Clarify behavior of __arrow_c_stream__ execution, emphasizing incremental batch processing and memory efficiency

kosiew · kosiew · commit 0ff4c0de3222 · 2025-09-13T17:56:01.000+08:00
diff --git a/docs/source/user-guide/io/arrow.rst b/docs/source/user-guide/io/arrow.rst
@@ -60,10 +60,16 @@ Exporting from DataFusion
 DataFusion DataFrames implement ``__arrow_c_stream__`` PyCapsule interface, so any
 Python library that accepts these can import a DataFusion DataFrame directly.
 
-.. warning::
-    It is important to note that this will cause the DataFrame execution to happen, which may be
-    a time consuming task.
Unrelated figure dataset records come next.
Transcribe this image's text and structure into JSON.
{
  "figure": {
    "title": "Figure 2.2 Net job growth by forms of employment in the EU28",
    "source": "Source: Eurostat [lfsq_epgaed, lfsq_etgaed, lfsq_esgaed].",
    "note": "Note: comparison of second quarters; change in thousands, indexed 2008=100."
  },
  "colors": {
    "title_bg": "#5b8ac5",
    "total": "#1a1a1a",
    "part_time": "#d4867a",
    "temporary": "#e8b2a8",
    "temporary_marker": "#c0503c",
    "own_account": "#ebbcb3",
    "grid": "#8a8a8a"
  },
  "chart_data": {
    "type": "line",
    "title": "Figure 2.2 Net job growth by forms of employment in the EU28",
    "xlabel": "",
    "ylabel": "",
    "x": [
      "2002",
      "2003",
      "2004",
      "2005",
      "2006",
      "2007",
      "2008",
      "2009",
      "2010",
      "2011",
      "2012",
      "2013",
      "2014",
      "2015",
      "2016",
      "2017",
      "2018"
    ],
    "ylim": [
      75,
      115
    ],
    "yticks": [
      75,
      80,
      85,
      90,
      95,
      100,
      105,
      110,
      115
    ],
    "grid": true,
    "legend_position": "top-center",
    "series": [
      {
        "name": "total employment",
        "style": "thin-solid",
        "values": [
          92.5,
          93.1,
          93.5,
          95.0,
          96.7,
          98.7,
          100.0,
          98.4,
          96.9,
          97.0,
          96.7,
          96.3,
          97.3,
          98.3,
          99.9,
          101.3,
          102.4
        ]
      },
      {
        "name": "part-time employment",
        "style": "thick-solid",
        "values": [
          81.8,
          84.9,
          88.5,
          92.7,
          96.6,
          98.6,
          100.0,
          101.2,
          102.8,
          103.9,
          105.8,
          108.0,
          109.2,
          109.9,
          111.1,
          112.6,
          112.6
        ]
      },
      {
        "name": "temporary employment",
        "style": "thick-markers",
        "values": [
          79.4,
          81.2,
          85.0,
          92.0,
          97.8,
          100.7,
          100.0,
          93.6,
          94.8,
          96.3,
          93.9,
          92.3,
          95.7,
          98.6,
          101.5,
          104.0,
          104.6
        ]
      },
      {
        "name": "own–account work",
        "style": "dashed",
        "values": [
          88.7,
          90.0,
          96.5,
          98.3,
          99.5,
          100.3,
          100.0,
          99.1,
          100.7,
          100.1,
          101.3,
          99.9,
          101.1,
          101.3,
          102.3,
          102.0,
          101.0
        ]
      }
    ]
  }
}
That is, you will cause a
-    :py:func:`datafusion.dataframe.DataFrame.collect` operation call to occur.
+.. note::
+    Invoking ``__arrow_c_stream__`` still triggers execution of the underlying
+    query, but batches are yielded incrementally rather than materialized all at
+    once in memory. Consumers can process the stream as it arrives, avoiding the
+    memory overhead of a full
+    :py:func:`datafusion.dataframe.DataFrame.collect`.
+
+    For an example of this streamed execution and its memory safety, see the
+    ``test_arrow_c_stream_large_dataset`` unit test in
+    :mod:`python.tests.test_io`.
 
 
 .. ipython:: python